Week 4 - 17.03	AlphaFold, EMSFold to predict structure of proteins	Joanna Sulkowska (Warsaw)		Slides, notebooks and recording
Week 5 - 24.03	Protein design in the deep learning era, from inverse folding to diffusion models	Elodie Laine (Paris)	The revolution in protein structure prediction has boosted the development of deep learning-based methods for designing de novo protein with desired properties. This session will introduce the modern computational pipeline for protein design, from generating novel protein folds to designing amino acid sequences compatible with them. We will cover a wide range of deep learning architectures and frameworks, including graph neural networks and diffusion models.
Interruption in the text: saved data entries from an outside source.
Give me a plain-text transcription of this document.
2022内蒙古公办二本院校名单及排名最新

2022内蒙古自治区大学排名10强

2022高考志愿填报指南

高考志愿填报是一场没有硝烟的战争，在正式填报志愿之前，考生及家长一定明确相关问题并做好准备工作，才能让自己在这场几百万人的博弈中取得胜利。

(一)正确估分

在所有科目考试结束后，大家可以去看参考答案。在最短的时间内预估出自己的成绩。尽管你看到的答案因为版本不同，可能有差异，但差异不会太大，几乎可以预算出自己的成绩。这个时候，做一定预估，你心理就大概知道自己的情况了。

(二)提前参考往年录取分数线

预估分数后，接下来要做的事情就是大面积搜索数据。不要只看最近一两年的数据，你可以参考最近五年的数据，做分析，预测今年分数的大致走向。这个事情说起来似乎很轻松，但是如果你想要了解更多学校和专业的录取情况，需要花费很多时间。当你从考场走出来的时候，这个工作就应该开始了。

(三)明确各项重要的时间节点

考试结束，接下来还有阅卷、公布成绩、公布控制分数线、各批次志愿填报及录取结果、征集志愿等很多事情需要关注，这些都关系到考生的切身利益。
We will discuss a few recent groundbreaking applications that were unimaginable just a few years ago.	Slides and notebook
Week 6 - 31.03	Deep Architectures for sampling macromolecules	Grégoire Sergeant-Perthuis (Paris)		Slides and notebooks
Week 7 - 7.04	Deep learning models for protein-ligand binding site prediction	David Hoksza (Prague)	We will introduce methods for predicting protein-small molecule binding sites, with a focus on structure-based approaches. We will briefly cover traditional non-ML and ML methods, followed by deep learning techniques such as convolutional neural networks, graph neural networks, and the latest addition to the field—protein language models.	Slides, notebooks and recording

Week 8 - 14.04	Deep learning for image segmentation	Karl Rohr (Heidelberg)	The lecture introduces deep learning methods for image segmentation. The focus is on Convolutional Neural Networks (CNNs) and encoder-decoder network architectures for cell segmentation. We will discuss the well-known networks U-Net and Cellpose, and their application for computer-based analysis of cell microscopy image data.	Slides, notebooks and recordings
Week 9 - 28.04	Intro to BioImage Analysis and Deep Learning Utilization	Martin Schatz (Prague)		Slides, notebooks, recordings

14.04 - 31.05	Project phase

30.05-1.06	Final meeting Heidelberg		The course will end with a 2-day workshop and hackathon meeting in Heidelberg during which students will be able to implement a short project and listen to scientific lectures.